Path/glob-based protection requires correct configuration; misconfigured rules could leave sensitive files unredacted.

How to Use noirdoc

1) Install noirdoc (CLI engine): Install noirdoc via pip on your machine (as described on the official site). After installation, you can run it either from Python or directly from the shell.
2) (Optional) Install the Claude Code plugin: From the noirdoc launch page, use the “Install the plugin” link to install the open-source Claude Code plugin (MIT-licensed).

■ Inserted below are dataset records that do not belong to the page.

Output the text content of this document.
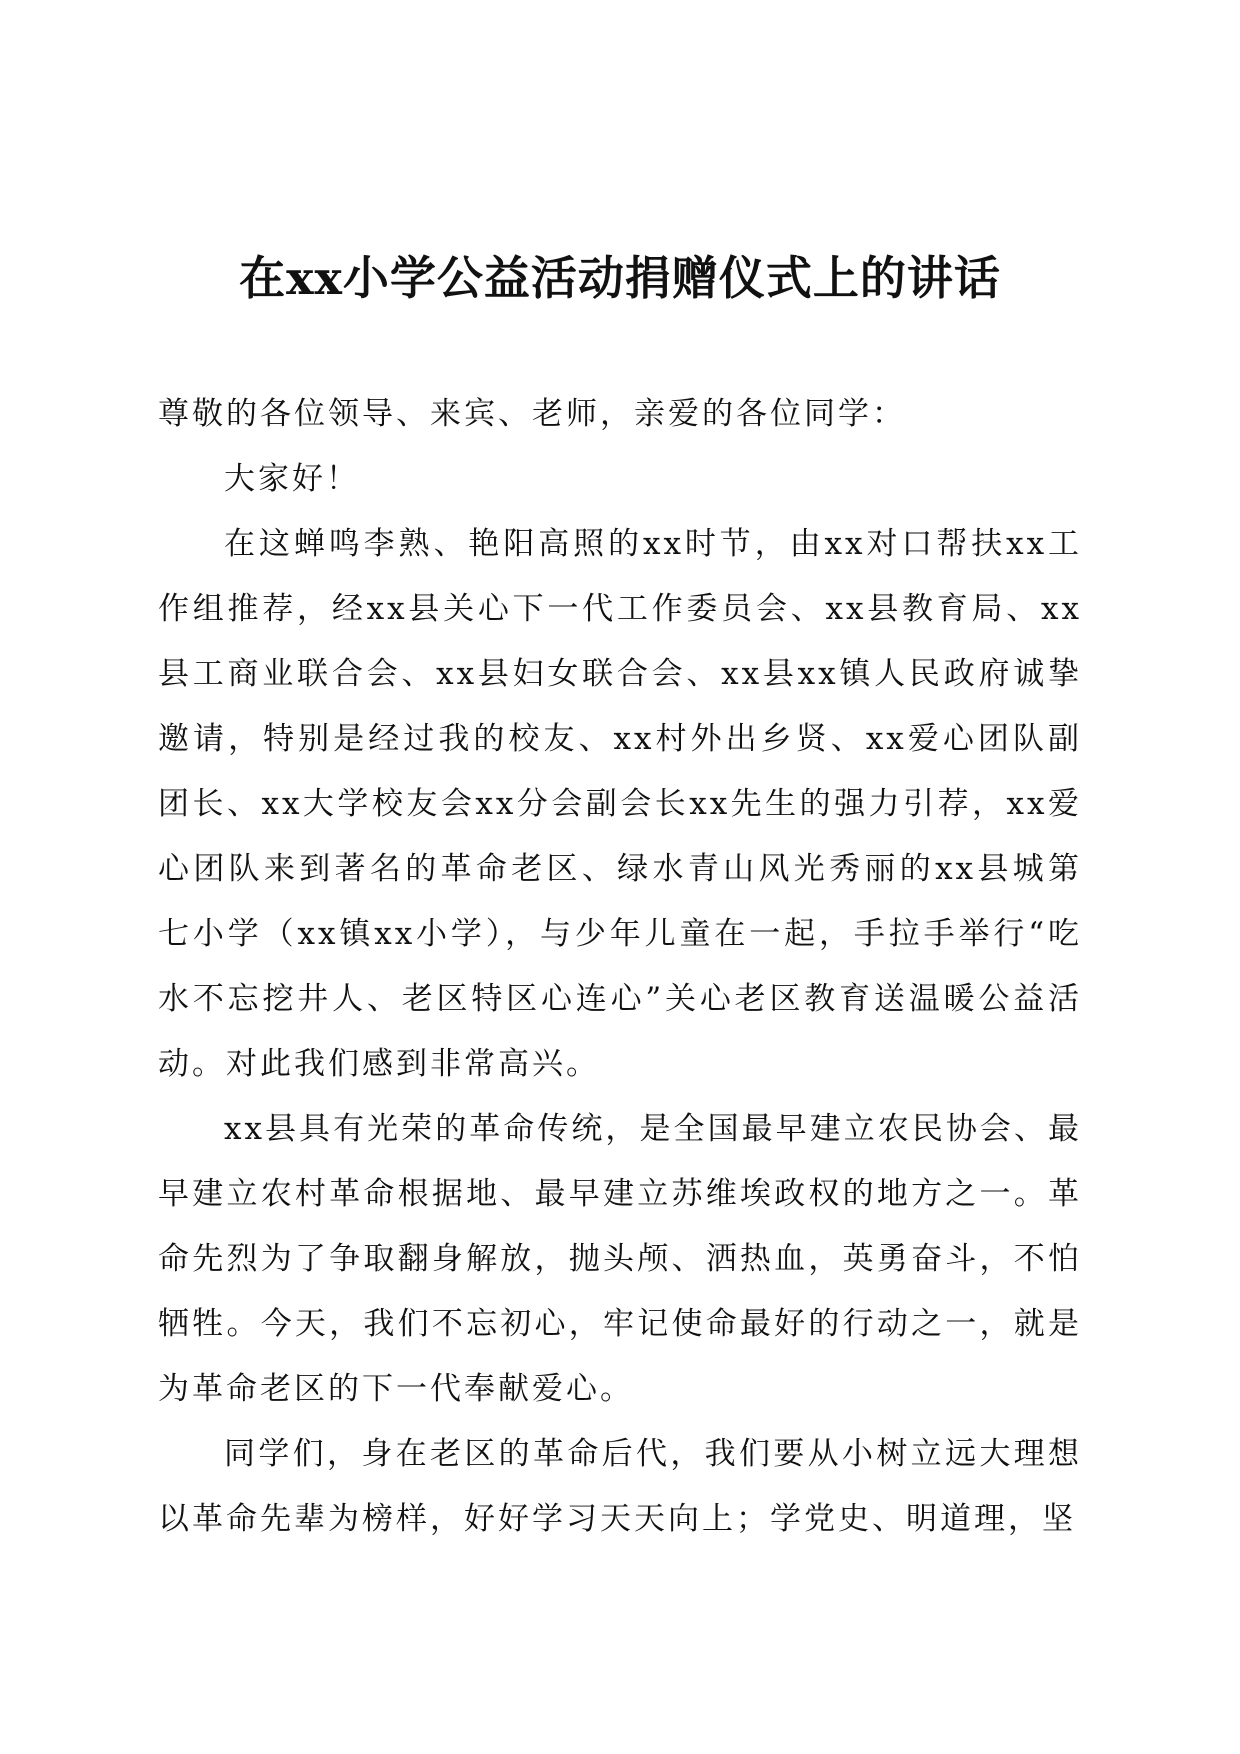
在xx小学公益活动捐赠仪式上的讲话

尊敬的各位领导、来宾、老师，亲爱的各位同学：

大家好！

在这蝉鸣李熟、艳阳高照的xx时节，由xx对口帮扶xx工作组推荐，经xx县关心下一代工作委员会、xx县教育局、xx县工商业联合会、xx县妇女联合会、xx县xx镇人民政府诚挚邀请，特别是经过我的校友、xx村外出乡贤、xx爱心团队副团长、xx大学校友会xx分会副会长xx先生的强力引荐，xx爱心团队来到著名的革命老区、绿水青山风光秀丽的xx县城第七小学（xx镇xx小学），与少年儿童在一起，手拉手举行“吃水不忘挖井人、老区特区心连心”关心老区教育送温暖公益活动。对此我们感到非常高兴。

xx县具有光荣的革命传统，是全国最早建立农民协会、最早建立农村革命根据地、最早建立苏维埃政权的地方之一。革命先烈为了争取翻身解放，抛头颅、洒热血，英勇奋斗，不怕牺牲。今天，我们不忘初心，牢记使命最好的行动之一，就是为革命老区的下一代奉献爱心。

同学们，身在老区的革命后代，我们要从小树立远大理想以革命先辈为榜样，好好学习天天向上；学党史、明道理，坚
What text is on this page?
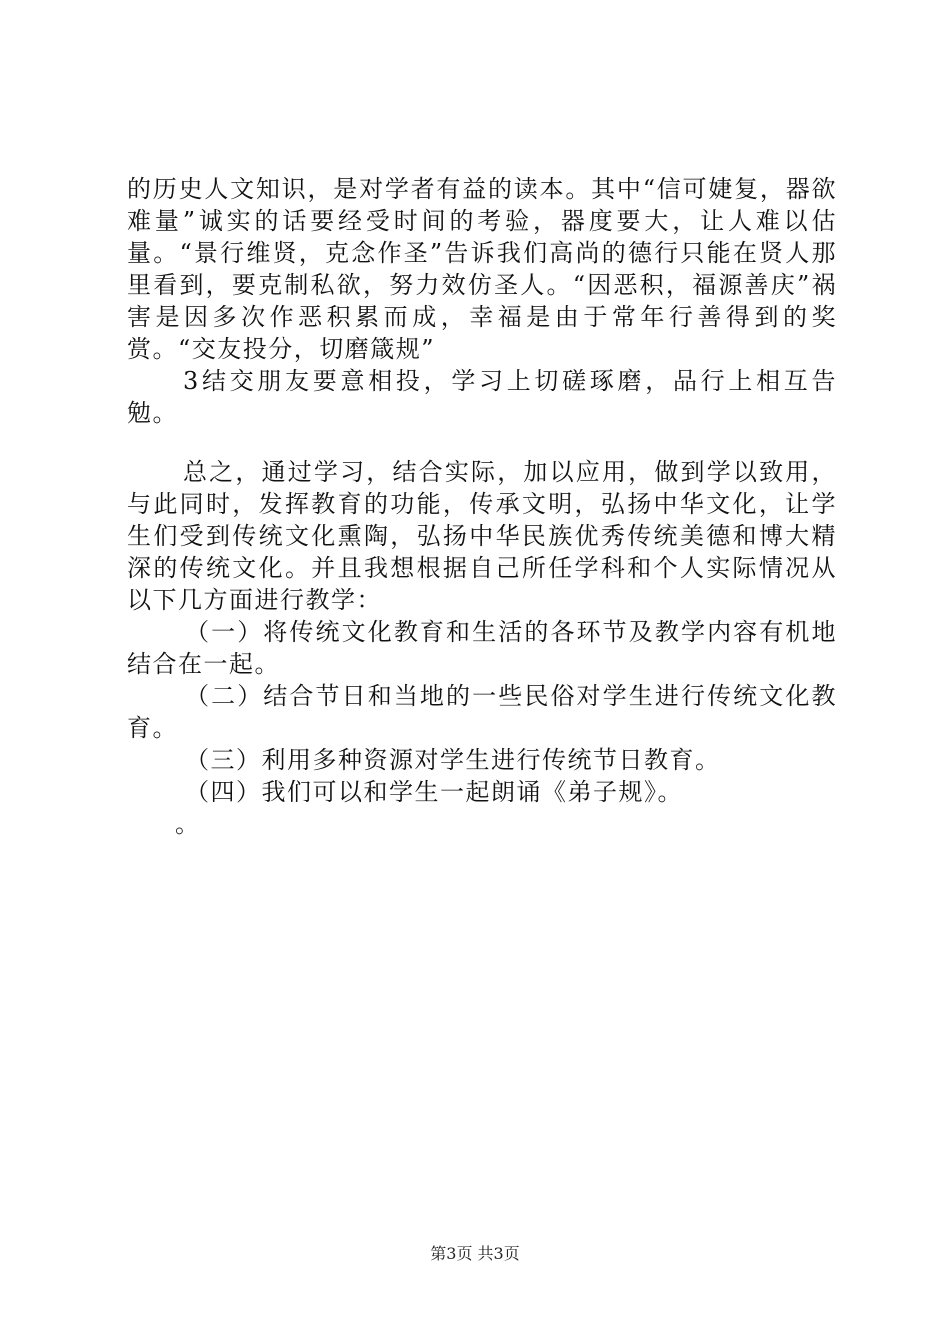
的历史人文知识，是对学者有益的读本。其中“信可婕复，器欲难量”诚实的话要经受时间的考验，器度要大，让人难以估量。“景行维贤，克念作圣”告诉我们高尚的德行只能在贤人那里看到，要克制私欲，努力效仿圣人。“因恶积，福源善庆”祸害是因多次作恶积累而成，幸福是由于常年行善得到的奖赏。“交友投分，切磨箴规”

3结交朋友要意相投，学习上切磋琢磨，品行上相互告勉。

总之，通过学习，结合实际，加以应用，做到学以致用，与此同时，发挥教育的功能，传承文明，弘扬中华文化，让学生们受到传统文化熏陶，弘扬中华民族优秀传统美德和博大精深的传统文化。并且我想根据自己所任学科和个人实际情况从以下几方面进行教学：

（一）将传统文化教育和生活的各环节及教学内容有机地结合在一起。

（二）结合节日和当地的一些民俗对学生进行传统文化教育。

（三）利用多种资源对学生进行传统节日教育。

（四）我们可以和学生一起朗诵《弟子规》。

。

第3页 共3页
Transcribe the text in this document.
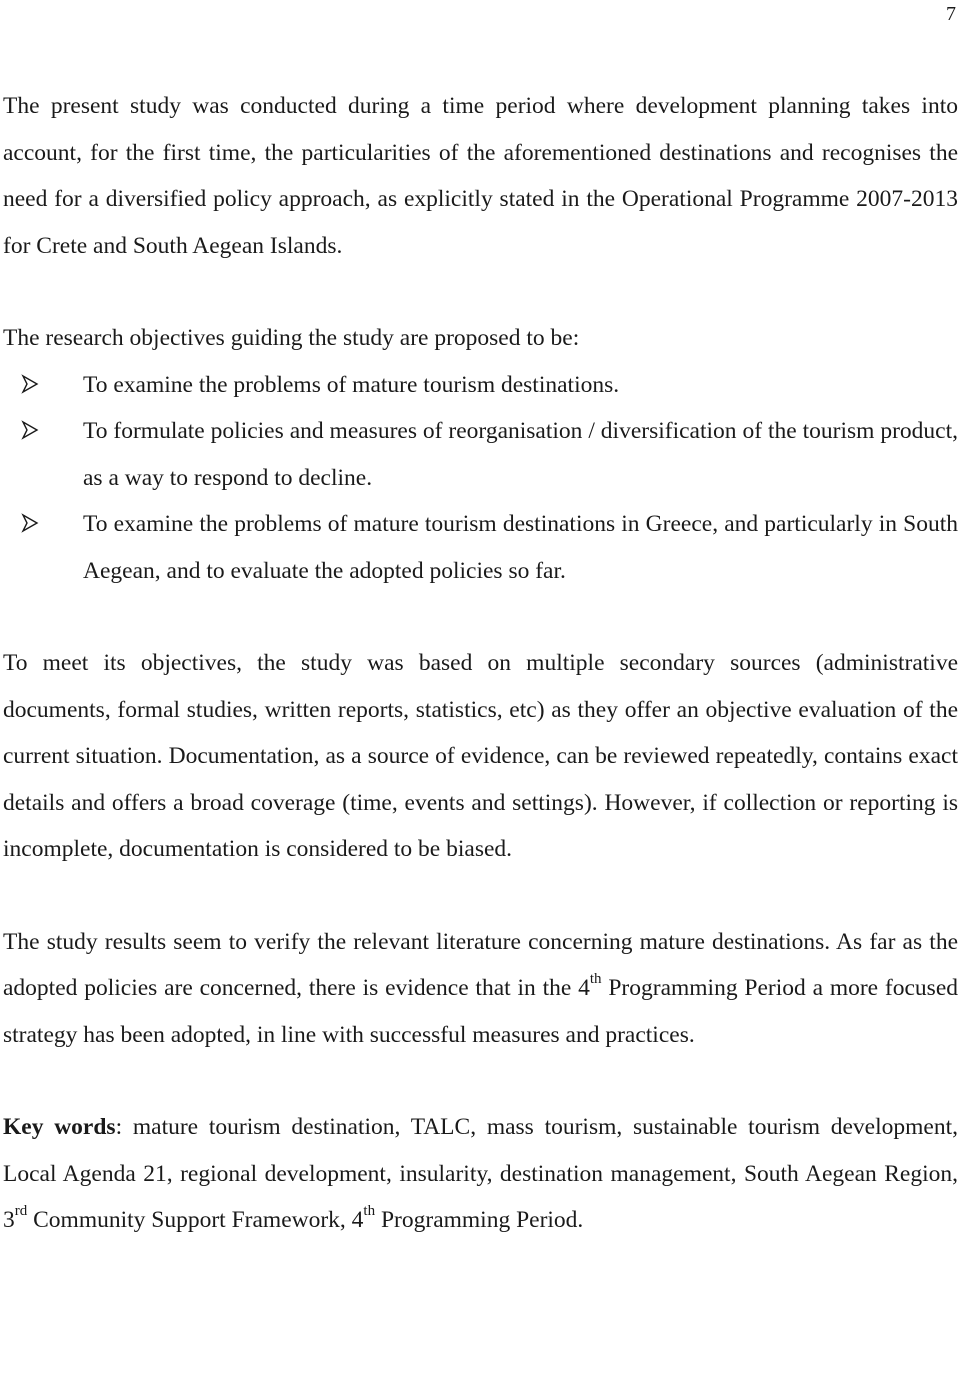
7

The present study was conducted during a time period where development planning takes into account, for the first time, the particularities of the aforementioned destinations and recognises the need for a diversified policy approach, as explicitly stated in the Operational Programme 2007-2013 for Crete and South Aegean Islands.

The research objectives guiding the study are proposed to be:

To examine the problems of mature tourism destinations.
To formulate policies and measures of reorganisation / diversification of the tourism product, as a way to respond to decline.
To examine the problems of mature tourism destinations in Greece, and particularly in South Aegean, and to evaluate the adopted policies so far.

To meet its objectives, the study was based on multiple secondary sources (administrative documents, formal studies, written reports, statistics, etc) as they offer an objective evaluation of the current situation. Documentation, as a source of evidence, can be reviewed repeatedly, contains exact details and offers a broad coverage (time, events and settings). However, if collection or reporting is incomplete, documentation is considered to be biased.

The study results seem to verify the relevant literature concerning mature destinations. As far as the adopted policies are concerned, there is evidence that in the 4th Programming Period a more focused strategy has been adopted, in line with successful measures and practices.

Key words: mature tourism destination, TALC, mass tourism, sustainable tourism development, Local Agenda 21, regional development, insularity, destination management, South Aegean Region, 3rd Community Support Framework, 4th Programming Period.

This enables automatic local pseudonymization before Claude reads protected files.
3) Choose which files should be protected (path rules): Configure glob-based path rules to decide what gets pseudonymized automatically (examples given: "./incoming/**" or "*.contract.*"). Files matching these rules are redacted locally before any content reaches Claude.
4) Use Claude Code normally; noirdoc auto-redacts protected files: When you open or read a protected file in Claude Code, the plugin replaces sensitive data (e.g., names, IBANs, IDs) with placeholders locally—before Claude sees it. Example placeholders include tokens like "<<PERSON_1>>", "<<DATE_1>>", "<<CITY_1>>".
5) Understand where data is stored locally: Pseudonymized copies are stored in ".noirdoc/cache/" and the reversible mapping stays on your machine. Detection runs locally and no API call is sent out (including to the noirdoc team).
6) Reveal originals only in your own terminal (never in Claude transcript): When you need to see real values, run "noirdoc reveal" in your shell. This reveals originals outside Claude, keeping the Claude conversation free of real personal data.
7) Use noirdoc outside Claude Code (CLI workflow): Use the noirdoc CLI to pseudonymize local documents for any LLM workflow (not just Claude Code). The same local detection and reversible mapping approach applies.
8) (Team option) Use the hosted proxy for API calls: If your team wants to protect every API call (OpenAI / Anthropic / Azure), use the hosted proxy offering mentioned on the site, or contact the vendor for proxy/self-hosted options.

noirdoc FAQs

Noirdoc is a PII-guard tool that pseudonymizes/redacts sensitive data (e.g., real names, IBANs, IDs) before an LLM can read it, so real values don’t enter the model’s context.